The group, founded by Dr. Daniel H. Levin, MD, chief medical officer of the Men’s Medical Society, says its aim is to “help men achieve optimal health through a holistic approach to magnesium” by promoting “natural, natural solutions to health challenges.”
But it also says it does not advocate for “medicine over health.”
Levin said that he’s been working with several companies to create the campaign.
He also said that the group has “a very clear mission statement” and has received support from a variety of groups.
Levin has been involved in promoting magnesium supplements for more than 20 years.
The goal of Men’s research initiative, Levin said, is to educate men to use magnesium supplements “in a holistic way.”
He said the group hopes to use the campaign to educate the public about magnesium and help “help prevent health issues.”
But critics have accused the Men’t Research Initiative of peddling its own products.
Men’s Advocacy International, an advocacy group for men, said in a statement that the Men Not Men campaign is misleading and “does not support or promote magnesium supplements.”
The statement also questioned the Men not Men campaign’s reliance on testimonials from men who have used magnesium supplements, and its promotion of products from companies like Johnson & Johnson, which is also based in the U.S. Men Not Health, a group based in London, said it is “deeply concerned about the marketing and promotion of the Magnesium Men Not men’s Health campaign.”
The campaign was produced by a group called the Mennot Men Institute, which “advocates for the health and well-being of men,” the group said.
The Men Not Women, Men Not Society and the Men & ; Johnson campaigns are also based at the same company, Mennot Health, which makes men’s and women’s supplements.
The products featured in Men Not Science include a supplement called the ProMana and a vitamin called the Methyl-Methyl-Tryptophan, both of which are not magnesium-based.
The ProManea supplement, which has a magnesium content of less than 0.4%, is made from magnesium chloride, and the Methyltryptophanism supplement is made up of magnesium sulfate and magnesium sulfates.
Neither supplement is magnesium-specific.

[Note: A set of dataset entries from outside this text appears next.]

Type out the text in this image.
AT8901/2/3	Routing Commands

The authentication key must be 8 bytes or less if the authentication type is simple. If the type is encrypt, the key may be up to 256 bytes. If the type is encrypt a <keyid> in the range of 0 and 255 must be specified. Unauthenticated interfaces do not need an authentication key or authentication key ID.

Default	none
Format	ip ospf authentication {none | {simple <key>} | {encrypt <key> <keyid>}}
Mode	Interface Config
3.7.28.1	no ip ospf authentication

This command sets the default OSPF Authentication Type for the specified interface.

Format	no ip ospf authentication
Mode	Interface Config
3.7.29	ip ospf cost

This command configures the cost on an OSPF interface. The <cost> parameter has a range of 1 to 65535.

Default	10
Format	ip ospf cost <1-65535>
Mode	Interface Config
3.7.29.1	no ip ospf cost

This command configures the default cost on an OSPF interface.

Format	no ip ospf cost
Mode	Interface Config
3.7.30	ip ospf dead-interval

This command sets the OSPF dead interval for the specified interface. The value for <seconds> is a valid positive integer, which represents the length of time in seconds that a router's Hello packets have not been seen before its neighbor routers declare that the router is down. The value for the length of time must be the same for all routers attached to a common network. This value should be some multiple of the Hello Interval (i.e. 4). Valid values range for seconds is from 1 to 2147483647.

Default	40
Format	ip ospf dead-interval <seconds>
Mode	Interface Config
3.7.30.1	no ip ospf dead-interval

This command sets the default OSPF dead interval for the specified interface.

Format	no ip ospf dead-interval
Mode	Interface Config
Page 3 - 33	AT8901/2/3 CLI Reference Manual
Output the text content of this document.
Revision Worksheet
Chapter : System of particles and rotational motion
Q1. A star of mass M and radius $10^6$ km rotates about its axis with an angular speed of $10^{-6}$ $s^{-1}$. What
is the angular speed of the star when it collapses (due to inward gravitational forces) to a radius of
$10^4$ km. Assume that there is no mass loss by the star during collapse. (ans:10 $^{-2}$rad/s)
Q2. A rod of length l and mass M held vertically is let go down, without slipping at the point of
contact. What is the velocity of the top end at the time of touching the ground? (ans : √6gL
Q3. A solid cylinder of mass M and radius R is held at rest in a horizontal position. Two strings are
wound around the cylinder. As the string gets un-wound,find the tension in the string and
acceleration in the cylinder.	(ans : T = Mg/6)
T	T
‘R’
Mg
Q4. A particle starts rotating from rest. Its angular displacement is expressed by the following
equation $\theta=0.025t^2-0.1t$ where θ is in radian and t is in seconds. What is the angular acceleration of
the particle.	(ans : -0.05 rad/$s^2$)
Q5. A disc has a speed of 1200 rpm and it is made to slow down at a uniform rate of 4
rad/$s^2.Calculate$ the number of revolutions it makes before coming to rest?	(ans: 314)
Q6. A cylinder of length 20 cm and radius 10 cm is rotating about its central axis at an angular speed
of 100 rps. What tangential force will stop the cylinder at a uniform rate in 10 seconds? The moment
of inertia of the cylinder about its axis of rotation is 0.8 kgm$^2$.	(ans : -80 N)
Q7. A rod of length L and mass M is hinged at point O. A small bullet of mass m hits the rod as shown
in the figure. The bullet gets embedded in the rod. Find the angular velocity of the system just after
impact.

Mennot Science has said the product is for “individuals with a magnesium deficiency.”
It said it has no connection to Mennot Man Health, MenNot Society or Mennot Society Plus.
The company did not immediately respond to a request for comment from The Wall St. Journal.
Levin did not respond to questions about the campaign from The Journal.
Men not men’s institute The Men not Health group has been active in promoting the supplements.
In March, the group held a webinar called “Making the Difference: Magnesium supplements for men,” which included interviews with men who had used Mennot Medicine, a supplement marketed by Mennot Industry.
In the webinar, Men not Science’s founder, Robert W. Siegel, MD., said Mennot Technology, which was launched by Men not Man Health in 2009, has “the highest magnesium content in the industry.”
He also noted that Mennot technology’s “magnesium content is nearly 20% higher than the standard Men Not man’s medical treatment,” according to the Men and Health website.
Salk Institute For Biological Studies also produced a supplement for Mennot Tech that it says “has the highest magnesium value” of any Mennot product.
The Salk group, which specializes in investigating the brain and immune systems, has not released its product’s label.
A Men Not Man Health spokesperson did not return requests for comment.
The men’s advocacy group Men Not Sustainability said in its statement that Men not health “is not a medical product” and that it “is promoting the Men NOT Men health movement.”
The MenNot Health group is not affiliated with the Salk institute.
The statement did not address questions about Men Not science’s relationship to Men not man health.
The association also does not endorse Men Not Technology, Mennt Science or Men Not Societies.